首相手詰まり「2月危機」 東京新聞2011年2月19日朝刊

退陣論拡大

 民主党内で菅直人首相の退陣論が広がり始め、菅政権は「三月危機」を待たずに行き詰まる気配も見せてきた。首相には(1)内閣総辞職(2)衆院解散・総選挙(3)居座り-という三つの選択肢がある。首相は最終的にどんな決断を下すのか。それぞれの利点・難点や、過去の行動パターンから予測した。 (政治部・高山晶一)

◆総辞職 「古い政治」と一蹴

 民主党内で最もささやかれているのは「首相が首を差し出すのと引き換えに、野党に二〇一一年度予算関連法案の成立に協力してもらう」という総辞職シナリオだ。
 菅内閣は終わるが、歳入の44%を確保する特例公債法案など予算関連法案を成立させられ、予算を支障なく執行。民主党としては当面の危機を回避し、政権を維持できる。
 過去にも「ねじれ国会」に苦しんだ安倍晋三元首相や福田康夫元首相、米軍普天間飛行場移設問題で窮地に追い込まれた鳩山由紀夫前首相は身を引くことで、局面の打開を狙ったことがあった。

 しかし、このシナリオ早くもほころびを見せる。民主党の仙谷由人代表代行は十五日、公明党の漆原良夫国対委員長に「退陣すれば(予算関連法案に)賛成してくれるのか」と打診したが、漆原氏は拒否。もはや総辞職だけで野党の協力が得られ、政権運営が安定する保証はない。
 さらに、総辞職すれば「ポスト菅」を決める党代表選が実施される。小沢一郎元代表を支持する勢力が主導権の奪還に動くのは確実。菅首相を支持してきた反小沢系議員と小沢氏支持勢力による激しい党内抗争が展開されることになる。
 当の首相は十八日、総辞職シナリオを「古い政治」と否定した。

◆解散 危険承知で勝負か

 一方、党内では「菅さんは性格的にいって、絶対、衆院解散・総選挙に踏み切る」(中堅)との見方も根強くある。
 首相は十八日、記者団に、解散について「国民にとって何が一番必要かを考えて行動する」と述べた。

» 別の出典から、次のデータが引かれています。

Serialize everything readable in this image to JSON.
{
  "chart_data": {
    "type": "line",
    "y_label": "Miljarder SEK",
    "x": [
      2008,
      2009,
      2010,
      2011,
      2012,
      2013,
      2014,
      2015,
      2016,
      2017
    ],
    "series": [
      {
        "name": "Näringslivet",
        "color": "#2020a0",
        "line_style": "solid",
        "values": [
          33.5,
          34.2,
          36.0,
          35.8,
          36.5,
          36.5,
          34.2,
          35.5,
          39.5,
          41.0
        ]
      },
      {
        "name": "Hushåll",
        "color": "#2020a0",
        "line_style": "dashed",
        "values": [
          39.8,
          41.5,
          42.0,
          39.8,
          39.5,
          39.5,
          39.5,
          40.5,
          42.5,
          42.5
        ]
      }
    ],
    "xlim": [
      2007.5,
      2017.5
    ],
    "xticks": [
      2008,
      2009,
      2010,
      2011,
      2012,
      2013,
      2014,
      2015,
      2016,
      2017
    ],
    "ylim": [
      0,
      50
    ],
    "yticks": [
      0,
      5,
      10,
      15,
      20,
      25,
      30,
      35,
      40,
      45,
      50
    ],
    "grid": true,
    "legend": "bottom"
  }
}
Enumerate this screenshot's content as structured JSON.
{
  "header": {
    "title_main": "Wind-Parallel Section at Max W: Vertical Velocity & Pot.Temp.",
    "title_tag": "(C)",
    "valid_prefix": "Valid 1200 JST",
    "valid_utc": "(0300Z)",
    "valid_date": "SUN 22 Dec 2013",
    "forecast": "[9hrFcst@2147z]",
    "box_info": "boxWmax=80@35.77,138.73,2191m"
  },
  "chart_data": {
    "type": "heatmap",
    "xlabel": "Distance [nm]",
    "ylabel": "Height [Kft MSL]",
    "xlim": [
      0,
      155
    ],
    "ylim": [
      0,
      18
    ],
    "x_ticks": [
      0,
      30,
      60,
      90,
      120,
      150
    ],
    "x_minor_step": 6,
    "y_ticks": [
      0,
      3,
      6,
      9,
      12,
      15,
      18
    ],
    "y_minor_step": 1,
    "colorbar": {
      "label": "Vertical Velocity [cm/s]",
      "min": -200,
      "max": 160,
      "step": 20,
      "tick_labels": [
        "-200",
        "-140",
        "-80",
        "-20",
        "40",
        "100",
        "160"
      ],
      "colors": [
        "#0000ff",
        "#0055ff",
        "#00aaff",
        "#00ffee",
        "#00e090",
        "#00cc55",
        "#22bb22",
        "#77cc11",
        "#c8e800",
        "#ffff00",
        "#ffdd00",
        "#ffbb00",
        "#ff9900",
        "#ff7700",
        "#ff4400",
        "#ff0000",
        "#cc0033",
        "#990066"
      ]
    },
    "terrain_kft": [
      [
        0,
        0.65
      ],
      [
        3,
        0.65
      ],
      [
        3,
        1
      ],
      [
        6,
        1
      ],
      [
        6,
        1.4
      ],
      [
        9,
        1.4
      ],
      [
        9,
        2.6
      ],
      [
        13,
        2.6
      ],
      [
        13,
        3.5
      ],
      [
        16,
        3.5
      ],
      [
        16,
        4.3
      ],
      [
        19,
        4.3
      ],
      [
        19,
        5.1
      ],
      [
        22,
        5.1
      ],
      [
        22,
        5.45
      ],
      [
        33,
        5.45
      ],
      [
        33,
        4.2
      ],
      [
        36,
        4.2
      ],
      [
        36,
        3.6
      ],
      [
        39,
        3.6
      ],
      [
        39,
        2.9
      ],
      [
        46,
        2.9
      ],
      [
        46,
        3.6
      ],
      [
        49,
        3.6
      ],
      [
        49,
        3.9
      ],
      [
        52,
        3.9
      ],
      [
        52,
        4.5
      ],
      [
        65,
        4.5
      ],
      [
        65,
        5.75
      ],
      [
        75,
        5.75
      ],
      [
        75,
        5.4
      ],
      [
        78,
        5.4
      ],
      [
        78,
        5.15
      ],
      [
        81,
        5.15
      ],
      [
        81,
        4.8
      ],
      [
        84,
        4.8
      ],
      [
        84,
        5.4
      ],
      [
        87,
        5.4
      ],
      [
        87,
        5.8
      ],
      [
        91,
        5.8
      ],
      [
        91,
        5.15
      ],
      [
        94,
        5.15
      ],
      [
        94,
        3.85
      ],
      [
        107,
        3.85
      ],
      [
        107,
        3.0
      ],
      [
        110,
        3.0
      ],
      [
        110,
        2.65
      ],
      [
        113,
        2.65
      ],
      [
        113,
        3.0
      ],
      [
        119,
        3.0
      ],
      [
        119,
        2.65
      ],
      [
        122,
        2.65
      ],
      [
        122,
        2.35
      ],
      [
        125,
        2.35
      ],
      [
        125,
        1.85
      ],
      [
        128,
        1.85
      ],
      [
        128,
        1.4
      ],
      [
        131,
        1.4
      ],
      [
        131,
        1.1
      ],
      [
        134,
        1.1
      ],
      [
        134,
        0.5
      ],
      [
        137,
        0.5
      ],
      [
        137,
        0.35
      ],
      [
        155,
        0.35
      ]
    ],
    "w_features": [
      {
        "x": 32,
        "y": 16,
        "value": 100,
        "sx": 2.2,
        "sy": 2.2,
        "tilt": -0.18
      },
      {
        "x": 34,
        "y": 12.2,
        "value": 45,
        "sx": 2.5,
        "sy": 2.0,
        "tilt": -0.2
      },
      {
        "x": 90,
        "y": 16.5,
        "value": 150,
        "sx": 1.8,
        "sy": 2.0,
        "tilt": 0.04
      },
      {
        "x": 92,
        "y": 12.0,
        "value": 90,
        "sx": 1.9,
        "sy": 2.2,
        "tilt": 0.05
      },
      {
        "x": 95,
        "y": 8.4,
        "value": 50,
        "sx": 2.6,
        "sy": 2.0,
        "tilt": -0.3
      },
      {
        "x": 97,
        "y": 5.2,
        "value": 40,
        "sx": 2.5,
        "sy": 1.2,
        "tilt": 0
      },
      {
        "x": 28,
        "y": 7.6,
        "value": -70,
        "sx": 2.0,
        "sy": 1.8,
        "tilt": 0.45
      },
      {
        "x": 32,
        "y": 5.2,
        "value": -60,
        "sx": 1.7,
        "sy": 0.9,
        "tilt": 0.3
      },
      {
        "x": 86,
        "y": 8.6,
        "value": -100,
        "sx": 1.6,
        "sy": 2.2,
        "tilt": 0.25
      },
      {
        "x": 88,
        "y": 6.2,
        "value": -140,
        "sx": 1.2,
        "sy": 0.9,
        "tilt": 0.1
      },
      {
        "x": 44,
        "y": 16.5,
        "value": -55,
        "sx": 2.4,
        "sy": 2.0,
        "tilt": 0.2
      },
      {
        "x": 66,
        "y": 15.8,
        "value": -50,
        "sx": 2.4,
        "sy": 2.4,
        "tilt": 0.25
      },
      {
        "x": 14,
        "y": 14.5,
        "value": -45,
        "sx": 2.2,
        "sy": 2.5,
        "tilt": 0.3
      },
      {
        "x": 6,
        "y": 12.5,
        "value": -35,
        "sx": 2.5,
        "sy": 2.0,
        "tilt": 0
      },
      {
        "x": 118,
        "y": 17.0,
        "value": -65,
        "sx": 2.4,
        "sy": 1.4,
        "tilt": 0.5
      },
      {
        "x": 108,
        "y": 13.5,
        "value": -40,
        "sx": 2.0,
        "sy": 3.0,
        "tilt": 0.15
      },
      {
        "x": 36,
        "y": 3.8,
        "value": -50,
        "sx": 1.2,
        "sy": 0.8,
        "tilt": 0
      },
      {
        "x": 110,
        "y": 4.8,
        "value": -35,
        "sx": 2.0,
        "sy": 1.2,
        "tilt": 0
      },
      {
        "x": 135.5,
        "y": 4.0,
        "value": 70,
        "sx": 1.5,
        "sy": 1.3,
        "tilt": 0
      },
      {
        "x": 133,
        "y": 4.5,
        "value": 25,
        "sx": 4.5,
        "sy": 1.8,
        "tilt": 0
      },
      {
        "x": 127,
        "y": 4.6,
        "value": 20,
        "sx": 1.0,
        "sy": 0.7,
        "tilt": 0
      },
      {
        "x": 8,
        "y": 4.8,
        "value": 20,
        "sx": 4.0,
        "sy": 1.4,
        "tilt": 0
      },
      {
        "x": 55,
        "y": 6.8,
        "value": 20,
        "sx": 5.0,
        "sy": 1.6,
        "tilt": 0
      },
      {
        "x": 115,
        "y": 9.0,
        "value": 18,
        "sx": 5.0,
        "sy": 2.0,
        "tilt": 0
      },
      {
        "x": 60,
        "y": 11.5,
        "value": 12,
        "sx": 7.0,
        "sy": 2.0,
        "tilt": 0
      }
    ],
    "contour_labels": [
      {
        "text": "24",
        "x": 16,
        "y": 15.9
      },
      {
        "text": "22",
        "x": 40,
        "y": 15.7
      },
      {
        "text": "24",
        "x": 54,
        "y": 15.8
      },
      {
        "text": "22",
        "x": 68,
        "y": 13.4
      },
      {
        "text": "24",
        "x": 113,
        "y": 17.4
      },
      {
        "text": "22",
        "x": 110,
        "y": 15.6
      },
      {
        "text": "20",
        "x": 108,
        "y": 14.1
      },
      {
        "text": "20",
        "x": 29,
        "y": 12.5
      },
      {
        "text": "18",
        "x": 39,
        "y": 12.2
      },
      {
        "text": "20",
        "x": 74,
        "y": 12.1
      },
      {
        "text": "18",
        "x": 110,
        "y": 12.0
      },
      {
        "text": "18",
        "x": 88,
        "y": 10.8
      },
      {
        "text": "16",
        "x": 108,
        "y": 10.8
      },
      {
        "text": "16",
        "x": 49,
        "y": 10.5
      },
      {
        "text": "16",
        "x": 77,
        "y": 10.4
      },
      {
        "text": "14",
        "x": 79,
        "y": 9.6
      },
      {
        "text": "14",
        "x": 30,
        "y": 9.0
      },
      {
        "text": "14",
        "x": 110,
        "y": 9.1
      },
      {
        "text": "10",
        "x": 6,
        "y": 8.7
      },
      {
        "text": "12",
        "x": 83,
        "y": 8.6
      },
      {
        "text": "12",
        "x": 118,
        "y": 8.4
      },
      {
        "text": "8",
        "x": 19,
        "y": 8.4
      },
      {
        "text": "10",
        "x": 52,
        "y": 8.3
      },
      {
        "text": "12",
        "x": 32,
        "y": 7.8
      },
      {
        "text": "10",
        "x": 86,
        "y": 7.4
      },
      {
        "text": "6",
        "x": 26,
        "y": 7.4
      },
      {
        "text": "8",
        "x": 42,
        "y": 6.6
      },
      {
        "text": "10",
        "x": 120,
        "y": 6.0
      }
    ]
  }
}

これまでの「考えていない」から一歩踏み込んだ。党内の退陣論をけん制したものとみられるが、首相の本音ととれなくもない。
 首相は市民運動家から身を起こし、三回の落選や挫折を繰り返しながら約三十年かけて宰相に上りつめた。鳩山、福田、安倍各氏のような世襲議員でなく、たたき上げの政治家。政治理念よりも政策の実現を優先する現実主義者でもある。
 そんな首相が在任一年足らずで権力を手放すのは考えにくい。

退陣するくらいなら衆院を解散して勝負に出たいと考えるのは想像に難くない。衆院選に勝利すれば「直近の民意」という錦の御旗が得られるが、内閣支持率が20%を割る現時点での衆院解散は政権を失うリスクが極めて高く、危険な賭けになる。
 当然、首相が解散に動けば、周辺も懸命に止めるだろうが、「熟議の国会」を呼び掛けてきたのに応じない野党が悪いという首相なりの理屈も。常識的には考えられない解散に打って出る可能性は決して低くない。
 具体的には六月に社会保障・税一体改革や環太平洋連携協定(TPP)で結論を出した後に「伝家の宝刀」を抜くシナリオだが、そこまで首相が政権を維持できるかどうか。

◆居座り 野党の妥協に期待

 民主党の安住淳国対委員長は十八日の記者会見で「総理は退陣も解散もしない」と強調した。
 政府関係者は「首相は『通常国会が終わるまではどんなことがあっても続ける』と言っている」と証言する。“悲願”とする消費税を含む社会保障・税一体改革と、TPP交渉参加に筋道をつけたいのだとみられる。 予算関連法案が成立せず、国民生活に影響が出ても「野党が党利党略で妨害している」と世論にアピールし、我慢くらべの「チキンレース」(官邸筋)に持ち込めば、最終的に野党も折れて協力すると計算しているともいわれる。

 かつて首相は、二〇〇四年に年金未納問題に見舞われた際、党内外の辞任論を拒否し、なかなか党代表を辞めなかった過去もある。
 ただ、強まる退陣論にどこまで踏みとどまれるのか。低迷する内閣支持率や八方ふさがりの国会戦略を考えると、居座りは容易ではない。